Men may win great admiration and great fame, but not great love; though they gain, perhaps, as much as they give. Only by writing out of the bosom of a great humanity to the great humanity, can one fill the measure of good art or good culture. Even Goethe, of whom Professor Seeley says, that "he found every thing interesting except the fact that Napoleon was trampling upon Germany"—a fatal exception: even Goethe, with all his art, his marvellous versatility and fine accomplishment, failed to reach the highest place, either in the best self-culture, or in men's best love. Savant, poet, novelist, of high mark, as he was, he has no such place as Newton, Wordsworth, and Walter Scott, in men's love. Schiller and Richter, I believe, are more beloved in Germany, than Goethe.

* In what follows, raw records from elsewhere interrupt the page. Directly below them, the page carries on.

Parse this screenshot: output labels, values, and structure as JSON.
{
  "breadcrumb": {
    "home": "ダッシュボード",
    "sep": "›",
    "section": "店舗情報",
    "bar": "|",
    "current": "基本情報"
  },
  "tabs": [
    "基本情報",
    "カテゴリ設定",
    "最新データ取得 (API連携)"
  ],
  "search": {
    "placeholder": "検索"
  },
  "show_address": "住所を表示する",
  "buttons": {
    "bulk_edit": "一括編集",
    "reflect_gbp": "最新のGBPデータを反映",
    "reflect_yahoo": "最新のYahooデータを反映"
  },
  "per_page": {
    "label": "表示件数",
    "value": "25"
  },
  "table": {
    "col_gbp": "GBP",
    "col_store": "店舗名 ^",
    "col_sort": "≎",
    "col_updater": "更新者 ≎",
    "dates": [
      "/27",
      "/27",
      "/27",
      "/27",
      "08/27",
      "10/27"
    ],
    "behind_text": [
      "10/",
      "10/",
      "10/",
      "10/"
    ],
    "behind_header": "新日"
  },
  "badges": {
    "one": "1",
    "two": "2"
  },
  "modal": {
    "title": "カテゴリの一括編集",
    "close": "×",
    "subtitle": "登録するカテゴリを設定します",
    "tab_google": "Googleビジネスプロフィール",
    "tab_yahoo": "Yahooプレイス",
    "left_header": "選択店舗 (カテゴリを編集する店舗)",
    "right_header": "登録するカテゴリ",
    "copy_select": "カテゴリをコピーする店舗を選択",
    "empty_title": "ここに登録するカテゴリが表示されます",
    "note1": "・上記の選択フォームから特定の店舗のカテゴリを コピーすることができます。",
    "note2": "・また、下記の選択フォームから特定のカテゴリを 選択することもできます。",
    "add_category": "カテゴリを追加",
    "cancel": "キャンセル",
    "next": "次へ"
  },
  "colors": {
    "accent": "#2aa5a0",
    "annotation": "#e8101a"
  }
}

In mere art, in perfection of style, no writers have equalled Homer and Shakspeare. But they did not say, "Art for art's sake." They had no thought but to communicate their thought. If singular felicities appear in their style, little eddyings of exquisitely turned conceits, as especially in Shakspeare, they made a part of, and swept on the strong current of their ideas. They were not introduced for their own sake, or merely to please the writer.
It has been said that great authors are born of great occasions. Some remarkable era, some turn or tide in human thought, or in human affairs, have borne them on to their supreme greatness. Will not the time come, when men shall so look into the depths of the human heart, into the tragic or blissful experiences of all human life, that no great era shall be necessary to make great writers?
I believe it. I believe in a perpetual human progress—progress in every kind, material, mental, moral, religious, divine; and I greatly desire to say a few words in close, if you will indulge me upon this point. For I found this faith in progress, on the two principles which I have been considering in this lecture. Selfhood obliges a man to take care of himself. To go out of himself is the only way, in which he can take care of himself—can take care, that is to say, of his own improvement and happiness. In selfhood, necessary as it is, there is no virtue, and little joy. Outflow from it—love, generosity, disinterestedness—embraces the whole sphere of our culture and welfare.
Can there be any doubt upon either of these points—either the culture or welfare?
Upon the culture, I say; upon what makes for human improvement. There is evil enough in the world; but what nation or age ever approved of it? What people ever praised selfishness, injustice, falsifying of speech or trust? No literature ever celebrated them. No religion ever enjoined them. No laws ever enacted them. Imagine a law that proposed to reward villains and to punish honest men. The world would spit upon it. Imagine a book or essay or poem or oration, that plainly set about to tell what a beautiful and noble thing it is, to lie, to defraud, to wrong, corrupt, and ruin our fellows. No man ever had the face to do such a thing. No; books may have taught such things, but they never taught them as noble things. The man never lived, that would stand up and say, "It is a glorious thing to betray trust, or to ruin one's country, or to blaspheme God." Men do such things, but they don't reverence nor respect themselves for doing them.
This then being settled—and it is a stupendous fact—the right principle about culture, being thus set up, high and irrepealable in the human conscience and in the sentiments of all mankind—what says the common judgment of men about the happiness or misery of following the right? Does it say—"It is a blessed thing to be a bad man; it is good and wise to be a base or cruel man." Does it say—"Happy is the miser, the knave, the drunkard." No, it does not. There is temptation to do wrong; that all know; there is a notion that it may promote some temporary interest or pleasure; there is a disposition in many, to prefer some sensual gratification to the purer satisfactions of the higher nature; but there is, at the same time, a deep-founded conviction, that misery in the long run must follow sin; that the everlasting law of God has so ordained it to be; and that only the pure, the noble, the heroic, the good and godlike affections can ever make such a nature as ours, content and happy.
Here then is another stupendous principle settled. And now, I say, this being is a lover of happiness. He is not wise; he is not clear-seeing; he is not good either—i.e., he is not fixedly and determinately good; he is weak too; he is easily misled; he is often rebellious to the higher laws of his nature; but—I hold to that—he is a lover of happiness; and happiness, he knows, can never be found, but in obedience to those higher laws. He is a lover of happiness, I say; he cannot be worse off, without wishing to be better off; if he is sick, he wants to be well; if his roof lets in the rain, he will have it repaired; if the meanest implement he uses, is broken, he will have it mended. Is it not natural—is it not inevitable, that this tendency should yet develop itself in the higher concerns of his being? Is it not in the natural order of things, that the higher should at length gain the ascendency over the lower, the stronger over the weaker, the nobler over the meaner? How can it be thought—how can it be, in the realm of Infinite Beneficence and Wisdom, that meanness and vileness, sin and ruin should be strong and prevail, and gain victory upon victory, and spread curse beyond curse, and draw their dark trail over the bright eternity of ages!